As you might expect, tasks become runnable or stop being runnable all somewhat all over the place, and the code that tracks and implements this is distributed around a number of kernel functions, some of them inlined ones from headers (plus, the kernel has more than one scheduler). It's not clear to me if there's any readily accessible eBPF tracepoints or kernel functions that could be used to hook into when a particular task becomes runnable or stops being runnable. There does seem to be a scheduler tracepoint for when this number changes, but I'm not certain if you can extract the task information from the tracepoints (and I think sometimes a number of tasks can become runnable all at once).
The current instant value of nr_running is exposed in /proc/loadavg, as covered in proc(5), and as a result often makes it into metrics systems. I don't think nr_uninterruptible is exposed anywhere that's readily accessible. However, cgroups v1 does report it through the general taskstats accounting interface, sort of per cgroupstats.rst, with the disclaimer that I'm not sure how this interacts with systemd's cgroups stunts.
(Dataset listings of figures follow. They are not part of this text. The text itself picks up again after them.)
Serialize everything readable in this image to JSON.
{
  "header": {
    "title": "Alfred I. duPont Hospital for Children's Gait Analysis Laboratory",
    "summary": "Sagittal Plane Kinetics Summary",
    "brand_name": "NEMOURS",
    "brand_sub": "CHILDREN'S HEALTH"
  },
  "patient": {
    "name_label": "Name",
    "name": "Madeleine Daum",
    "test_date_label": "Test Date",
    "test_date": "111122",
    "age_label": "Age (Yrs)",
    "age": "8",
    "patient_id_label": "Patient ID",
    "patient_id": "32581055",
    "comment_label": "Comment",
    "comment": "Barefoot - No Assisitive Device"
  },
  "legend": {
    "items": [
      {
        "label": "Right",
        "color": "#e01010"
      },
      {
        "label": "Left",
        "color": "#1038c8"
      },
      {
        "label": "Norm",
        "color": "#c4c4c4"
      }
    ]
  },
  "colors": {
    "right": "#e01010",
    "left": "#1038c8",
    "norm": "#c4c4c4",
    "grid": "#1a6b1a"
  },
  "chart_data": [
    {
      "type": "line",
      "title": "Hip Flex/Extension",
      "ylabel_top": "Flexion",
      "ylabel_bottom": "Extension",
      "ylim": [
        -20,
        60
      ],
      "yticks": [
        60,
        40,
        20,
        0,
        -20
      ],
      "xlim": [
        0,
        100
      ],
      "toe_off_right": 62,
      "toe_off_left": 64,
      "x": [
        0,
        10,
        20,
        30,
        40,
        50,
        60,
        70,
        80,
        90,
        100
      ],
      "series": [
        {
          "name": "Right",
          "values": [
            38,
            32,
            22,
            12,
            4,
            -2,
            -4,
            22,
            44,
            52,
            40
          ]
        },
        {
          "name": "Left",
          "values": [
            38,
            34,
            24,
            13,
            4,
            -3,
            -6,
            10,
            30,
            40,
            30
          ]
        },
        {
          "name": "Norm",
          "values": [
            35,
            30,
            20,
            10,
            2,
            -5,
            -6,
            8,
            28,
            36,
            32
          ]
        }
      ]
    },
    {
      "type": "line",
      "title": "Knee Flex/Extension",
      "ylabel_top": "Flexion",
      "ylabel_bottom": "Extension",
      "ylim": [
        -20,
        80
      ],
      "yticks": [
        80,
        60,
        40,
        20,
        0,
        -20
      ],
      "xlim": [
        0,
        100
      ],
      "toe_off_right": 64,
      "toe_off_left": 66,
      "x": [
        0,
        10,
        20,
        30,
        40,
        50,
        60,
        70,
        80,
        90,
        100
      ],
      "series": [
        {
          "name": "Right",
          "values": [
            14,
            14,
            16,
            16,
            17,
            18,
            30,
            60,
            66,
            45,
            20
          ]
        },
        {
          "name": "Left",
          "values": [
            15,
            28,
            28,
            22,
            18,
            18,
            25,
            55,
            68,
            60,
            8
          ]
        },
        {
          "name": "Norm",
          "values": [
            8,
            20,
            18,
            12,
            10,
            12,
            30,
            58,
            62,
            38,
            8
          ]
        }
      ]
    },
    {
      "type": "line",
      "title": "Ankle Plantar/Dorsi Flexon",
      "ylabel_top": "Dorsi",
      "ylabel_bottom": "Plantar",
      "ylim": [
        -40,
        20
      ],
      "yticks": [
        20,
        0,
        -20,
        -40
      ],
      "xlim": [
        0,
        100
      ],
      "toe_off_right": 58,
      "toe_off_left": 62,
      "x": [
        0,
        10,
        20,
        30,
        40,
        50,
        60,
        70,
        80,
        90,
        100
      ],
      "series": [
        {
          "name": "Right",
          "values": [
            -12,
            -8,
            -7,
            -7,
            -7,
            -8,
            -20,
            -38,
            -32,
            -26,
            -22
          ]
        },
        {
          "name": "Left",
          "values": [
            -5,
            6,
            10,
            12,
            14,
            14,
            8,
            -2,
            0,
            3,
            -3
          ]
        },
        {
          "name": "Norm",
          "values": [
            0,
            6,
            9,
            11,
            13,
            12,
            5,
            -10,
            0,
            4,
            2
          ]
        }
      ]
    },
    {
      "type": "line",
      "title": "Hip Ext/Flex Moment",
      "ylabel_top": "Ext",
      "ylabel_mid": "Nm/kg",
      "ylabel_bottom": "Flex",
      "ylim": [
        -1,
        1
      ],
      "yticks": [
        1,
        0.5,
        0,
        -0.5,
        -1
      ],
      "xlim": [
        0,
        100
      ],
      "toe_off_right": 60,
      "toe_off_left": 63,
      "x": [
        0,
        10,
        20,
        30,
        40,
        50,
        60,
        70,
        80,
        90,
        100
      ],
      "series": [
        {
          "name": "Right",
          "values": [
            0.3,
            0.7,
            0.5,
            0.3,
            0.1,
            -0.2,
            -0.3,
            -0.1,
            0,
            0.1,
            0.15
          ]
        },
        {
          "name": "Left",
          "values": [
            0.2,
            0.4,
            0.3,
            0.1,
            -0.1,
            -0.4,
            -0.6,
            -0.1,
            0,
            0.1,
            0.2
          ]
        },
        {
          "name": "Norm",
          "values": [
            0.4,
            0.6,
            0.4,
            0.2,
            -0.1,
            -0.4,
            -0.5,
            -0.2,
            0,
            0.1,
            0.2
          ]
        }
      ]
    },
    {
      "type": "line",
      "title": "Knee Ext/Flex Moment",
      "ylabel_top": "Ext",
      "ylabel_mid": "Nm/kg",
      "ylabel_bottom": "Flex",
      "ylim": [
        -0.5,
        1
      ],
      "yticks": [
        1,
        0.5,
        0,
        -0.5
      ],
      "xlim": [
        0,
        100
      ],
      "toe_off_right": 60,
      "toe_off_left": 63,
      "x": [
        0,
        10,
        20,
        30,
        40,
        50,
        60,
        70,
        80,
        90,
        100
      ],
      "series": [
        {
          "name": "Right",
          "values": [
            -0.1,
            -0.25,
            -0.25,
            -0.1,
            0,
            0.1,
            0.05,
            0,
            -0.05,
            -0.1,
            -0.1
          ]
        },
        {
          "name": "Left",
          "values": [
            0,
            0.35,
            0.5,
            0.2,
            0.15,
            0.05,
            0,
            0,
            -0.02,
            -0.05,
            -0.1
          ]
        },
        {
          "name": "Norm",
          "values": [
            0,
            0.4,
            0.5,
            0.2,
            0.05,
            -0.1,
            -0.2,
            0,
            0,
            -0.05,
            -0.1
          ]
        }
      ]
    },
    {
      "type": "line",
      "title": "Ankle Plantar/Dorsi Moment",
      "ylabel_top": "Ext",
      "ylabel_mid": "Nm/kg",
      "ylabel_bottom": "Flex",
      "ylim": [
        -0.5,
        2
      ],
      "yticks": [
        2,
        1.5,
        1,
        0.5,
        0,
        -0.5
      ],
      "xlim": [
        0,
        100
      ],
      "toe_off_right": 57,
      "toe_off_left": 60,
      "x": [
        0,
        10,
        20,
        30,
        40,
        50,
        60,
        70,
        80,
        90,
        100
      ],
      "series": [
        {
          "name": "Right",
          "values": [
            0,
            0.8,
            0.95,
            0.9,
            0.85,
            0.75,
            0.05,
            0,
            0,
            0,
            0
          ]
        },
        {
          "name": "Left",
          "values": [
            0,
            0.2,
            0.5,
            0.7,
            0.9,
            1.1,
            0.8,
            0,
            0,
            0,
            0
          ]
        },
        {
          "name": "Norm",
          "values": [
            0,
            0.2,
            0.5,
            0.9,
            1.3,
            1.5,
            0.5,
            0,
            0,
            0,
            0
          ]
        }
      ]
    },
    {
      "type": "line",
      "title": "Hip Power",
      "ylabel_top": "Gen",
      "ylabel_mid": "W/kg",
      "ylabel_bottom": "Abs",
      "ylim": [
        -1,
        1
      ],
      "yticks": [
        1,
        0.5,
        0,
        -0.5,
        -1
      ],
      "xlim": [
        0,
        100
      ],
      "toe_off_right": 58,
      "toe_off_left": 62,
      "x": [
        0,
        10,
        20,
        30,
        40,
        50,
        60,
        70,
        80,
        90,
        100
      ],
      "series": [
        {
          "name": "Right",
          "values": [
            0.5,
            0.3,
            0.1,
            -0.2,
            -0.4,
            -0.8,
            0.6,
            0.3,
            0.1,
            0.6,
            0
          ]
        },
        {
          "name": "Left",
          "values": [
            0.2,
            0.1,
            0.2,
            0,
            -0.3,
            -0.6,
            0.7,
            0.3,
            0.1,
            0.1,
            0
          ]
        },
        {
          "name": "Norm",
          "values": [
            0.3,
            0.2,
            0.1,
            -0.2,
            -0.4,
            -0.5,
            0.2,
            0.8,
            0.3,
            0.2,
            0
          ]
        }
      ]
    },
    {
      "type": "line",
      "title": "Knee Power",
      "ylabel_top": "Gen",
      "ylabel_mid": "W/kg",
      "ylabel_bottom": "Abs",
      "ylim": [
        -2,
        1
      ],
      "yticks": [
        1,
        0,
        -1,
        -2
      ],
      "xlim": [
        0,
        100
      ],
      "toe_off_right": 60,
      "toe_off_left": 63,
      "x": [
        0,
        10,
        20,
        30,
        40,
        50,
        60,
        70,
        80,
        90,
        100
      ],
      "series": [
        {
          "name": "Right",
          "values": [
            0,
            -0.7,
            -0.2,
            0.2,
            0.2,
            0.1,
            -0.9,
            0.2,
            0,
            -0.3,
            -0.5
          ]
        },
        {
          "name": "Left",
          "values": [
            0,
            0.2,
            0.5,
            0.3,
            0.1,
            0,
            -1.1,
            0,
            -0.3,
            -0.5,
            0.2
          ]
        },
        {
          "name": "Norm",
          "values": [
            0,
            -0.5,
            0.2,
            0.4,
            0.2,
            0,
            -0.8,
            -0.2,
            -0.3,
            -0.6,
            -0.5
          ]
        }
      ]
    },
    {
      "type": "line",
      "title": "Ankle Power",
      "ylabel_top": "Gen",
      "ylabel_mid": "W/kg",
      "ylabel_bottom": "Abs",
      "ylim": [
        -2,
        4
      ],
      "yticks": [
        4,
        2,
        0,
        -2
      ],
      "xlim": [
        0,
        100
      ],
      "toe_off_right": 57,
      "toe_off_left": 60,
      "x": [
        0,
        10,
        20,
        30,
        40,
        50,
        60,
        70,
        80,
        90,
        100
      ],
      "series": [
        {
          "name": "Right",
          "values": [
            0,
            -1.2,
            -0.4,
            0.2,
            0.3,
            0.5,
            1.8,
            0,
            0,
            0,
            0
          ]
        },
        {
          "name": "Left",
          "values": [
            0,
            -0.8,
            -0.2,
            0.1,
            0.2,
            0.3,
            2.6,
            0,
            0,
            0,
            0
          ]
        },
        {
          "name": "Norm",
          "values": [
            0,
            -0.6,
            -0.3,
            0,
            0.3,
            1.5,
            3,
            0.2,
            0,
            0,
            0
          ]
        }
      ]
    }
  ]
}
The kernel's tools/accounting/getdelays.c does seem to work system-wide, if you run it as eg 'getdelays -C /sys/fs/cgroup/cpu,cpuacct', but you need to build the right version of it; the version in the kernel's current source tree may not compile on older kernels.
Having gone through all of this, what I've learned is that tracing this area with eBPF is probably too much work, but we could probably get a fair with dumping basic process information every few seconds, since the load average is only updated every five seconds or so and what matters is the current state of things close to that time. Sadly I don't think the kernel offers a way to get a bulk dump of current processes and their states, say via netlink; instead I think you have to go through /proc yourself (or let ps do it with an appropriate output format).